Stablecoin issuer Paxos has made the difficult decision to reduce its workforce by approximately 20%, despite maintaining a strong financial position.
In an email obtained by The Block, Paxos co-founder and CEO, Charles ‘Chad’ Cascarilla, informed employees of the layoffs, emphasizing the company’s commitment to capitalizing on opportunities in tokenization and stablecoins. With over $500 million on its balance sheet, Paxos remains well-positioned for success.
Affected employees will receive a comprehensive severance package, including 13 weeks of severance pay, subsidized health insurance, and outplacement support. Additionally, Paxos has extended options exercise deadlines and provided bonuses and benefits to eligible individuals.
Following the workforce reduction, Paxos’ headcount now ranges between 200-300 employees, according to sources familiar with the matter.
This move comes shortly after Paxos launched Lift Dollar (USDL), a regulated yield-bearing stablecoin, signaling the company’s increased focus on regulated stablecoins and tokenization. Cascarilla expressed confidence in the growth potential of stablecoins, emphasizing their role in democratizing access to the financial system.

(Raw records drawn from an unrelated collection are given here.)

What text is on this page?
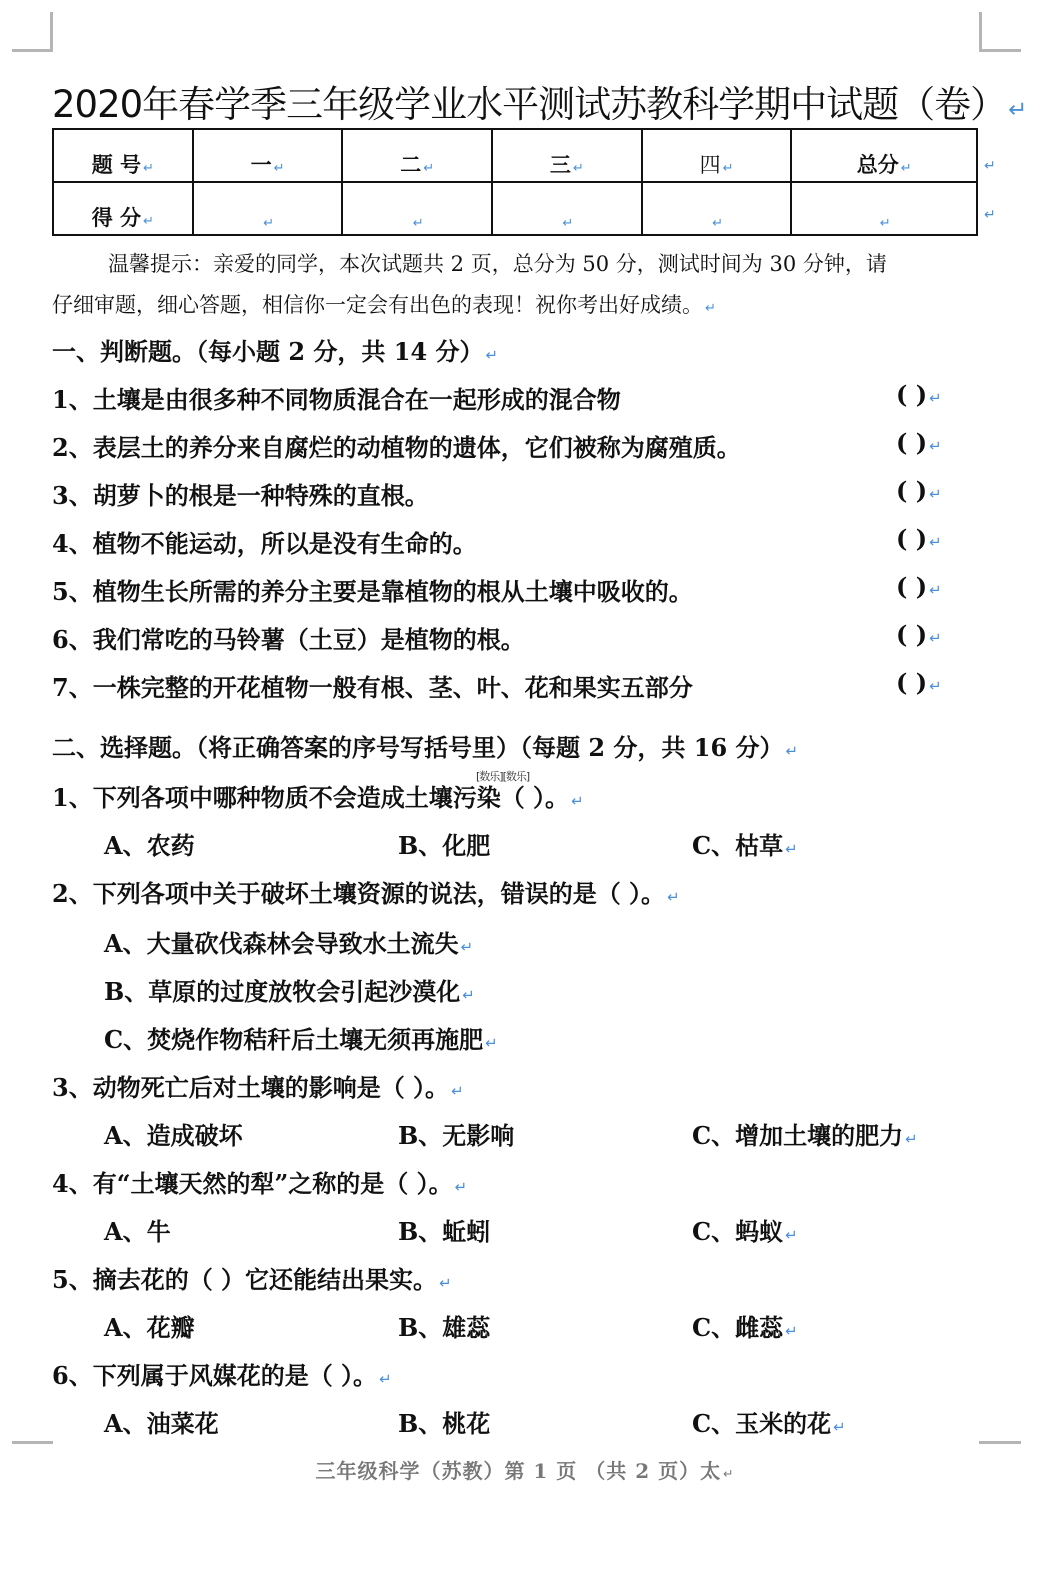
2020年春学季三年级学业水平测试苏教科学期中试题（卷）↵
题 号 ↵	一 ↵	二 ↵	三 ↵	四 ↵	总分 ↵
得 分 ↵	↵	↵	↵	↵	↵
↵
↵
温馨提示：亲爱的同学，本次试题共 2 页，总分为 50 分，测试时间为 30 分钟，请
仔细审题，细心答题，相信你一定会有出色的表现！祝你考出好成绩。 ↵
一、判断题。（每小题 2 分，共 14 分） ↵
1、土壤是由很多种不同物质混合在一起形成的混合物	( ) ↵
2、表层土的养分来自腐烂的动植物的遗体，它们被称为腐殖质。	( ) ↵
3、胡萝卜的根是一种特殊的直根。	( ) ↵
4、植物不能运动，所以是没有生命的。	( ) ↵
5、植物生长所需的养分主要是靠植物的根从土壤中吸收的。	( ) ↵
6、我们常吃的马铃薯（土豆）是植物的根。	( ) ↵
7、一株完整的开花植物一般有根、茎、叶、花和果实五部分	( ) ↵
二、选择题。（将正确答案的序号写括号里）（每题 2 分，共 16 分） ↵
1、下列各项中哪种物质不会造成土壤污染（ ）。 ↵
[数乐][数乐]
A、农药	B、化肥	C、枯草 ↵
2、下列各项中关于破坏土壤资源的说法，错误的是（ ）。 ↵
A、大量砍伐森林会导致水土流失 ↵
B、草原的过度放牧会引起沙漠化 ↵
C、焚烧作物秸秆后土壤无须再施肥 ↵
3、动物死亡后对土壤的影响是（ ）。 ↵
A、造成破坏	B、无影响	C、增加土壤的肥力 ↵
4、有“土壤天然的犁”之称的是（ ）。 ↵
A、牛	B、蚯蚓	C、蚂蚁 ↵
5、摘去花的（ ）它还能结出果实。 ↵
A、花瓣	B、雄蕊	C、雌蕊 ↵
6、下列属于风媒花的是（ ）。 ↵
A、油菜花	B、桃花	C、玉米的花 ↵
三年级科学（苏教）第 1 页 （共 2 页）太 ↵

Despite Paxos’ solid financial standing, the decision to streamline operations reflects a strategic shift towards core offerings, with a reduced emphasis on peripheral products and features.
Paxos joins a growing list of crypto companies, including MoonPay, that have implemented workforce reductions despite robust financial positions, underscoring the evolving dynamics within the industry.